Kommentar zur Situation des Schlosses von Brigitte von Bonin

 

Als "Letzten Schuss vor den Bug" der Kulturverwaltung und - politik kann man tatsächlich den höchst bedauerlichen Weggang von Stefanie Kreuzer als  Kuratorin des Museums Morsbroich bezeichnen. Die Krokodilstränen  des Oberbürgermeisters und der Vorsitzenden des Kulturausschusses Frau Arnold  können nicht wirklich überzeugen: Alle Beteiligten waren offenbar nicht bereit, Stefanie Kreuzer  auf Grund Ihrer überaus engagierten und überregional erfolgreichen Ausstellungspolitik  sowie ihrer  genialen Begabung für die Vermittlung der Bedeutung und Relevanz von oft nicht immer leicht zugänglichen Kunstpräsentationen, in Leverkusen zu halten, geschweige denn mit vollem Einsatz zur Sicherung der Museumsarbeit beizutragen.

 

 Dies mangelnde Engagement besteht schon seit Jahren, besonders aber seit dem Weggang von Dr.

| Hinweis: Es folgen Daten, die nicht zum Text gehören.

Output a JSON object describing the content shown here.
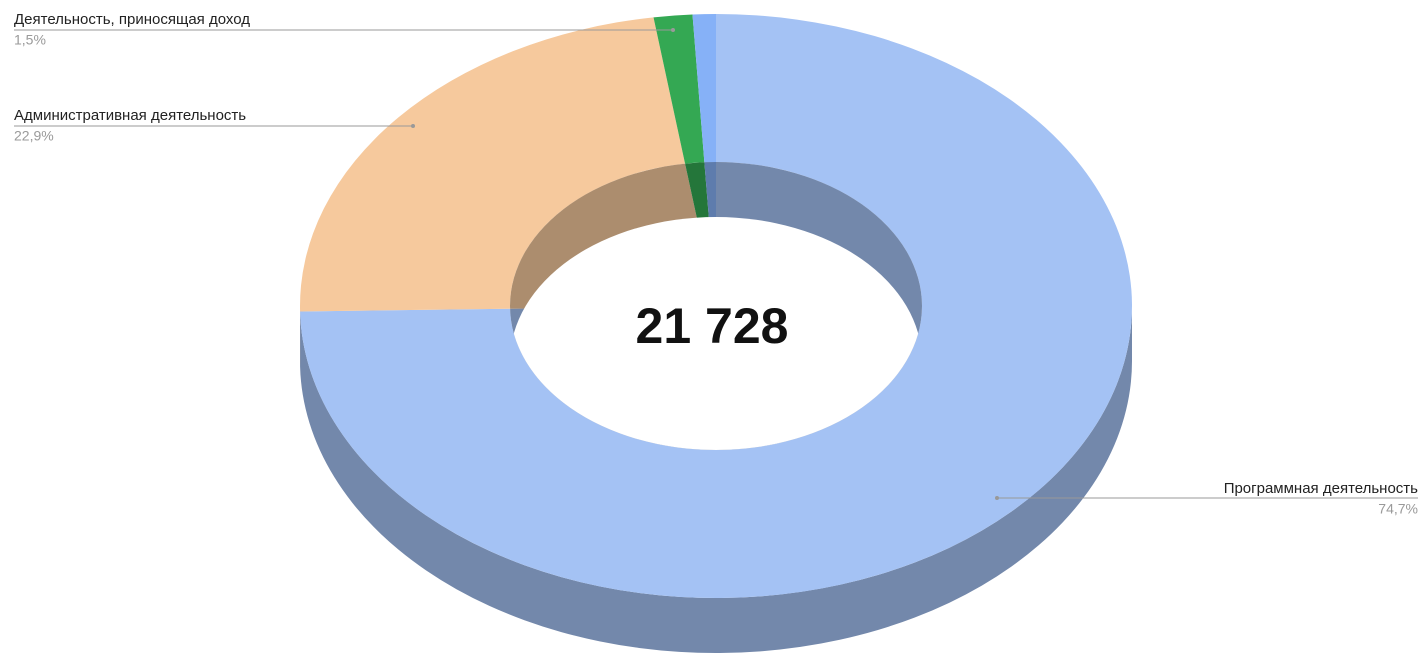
{
  "chart_data": {
    "type": "pie",
    "donut": true,
    "three_d": true,
    "center_label": "21 728",
    "categories": [
      "Программная деятельность",
      "Административная деятельность",
      "Деятельность, приносящая доход",
      null
    ],
    "values": [
      74.7,
      22.9,
      1.5,
      0.9
    ],
    "value_labels": [
      "74,7%",
      "22,9%",
      "1,5%",
      null
    ],
    "colors": [
      "#a4c2f4",
      "#f6c99d",
      "#34a853",
      "#86b1f7"
    ]
  }
}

Heinzelmann und dem Absprung des Restaurant- Investors mit seiner völlig überzogenen Forderung  nach 100 zusätzlichen Parkplätzen. Reines Profitdenken hat in der Kulturpolitik nichts zu suchen, wann begreift das die Politik endlich?  

 

In diesem Zusammenhang fällt als besonders peinlich auf, dass der verantwortliche Kulturdezernent Marc Adomat nicht nur kein Wort des Bedauerns zum Weggang von Frau Kreuzer äußert, sondern auch nach wie vor in seinem Dezernat keinerlei substanziellen Beiträge im Rahmen der Diskussion zur verfahrenen Situation des Mueseums vorantreibt.

 

Die Perspektive ist  jetzt  düsterer als je zuvor, was besonders bedauerlich ist, weil das überzeugende Konzept der Berliner Archtektenteams  POLA  zu Recht gerade den ersten Preis im Wettbewerb um die Gestaltung des Schloßparks gewonnen hat.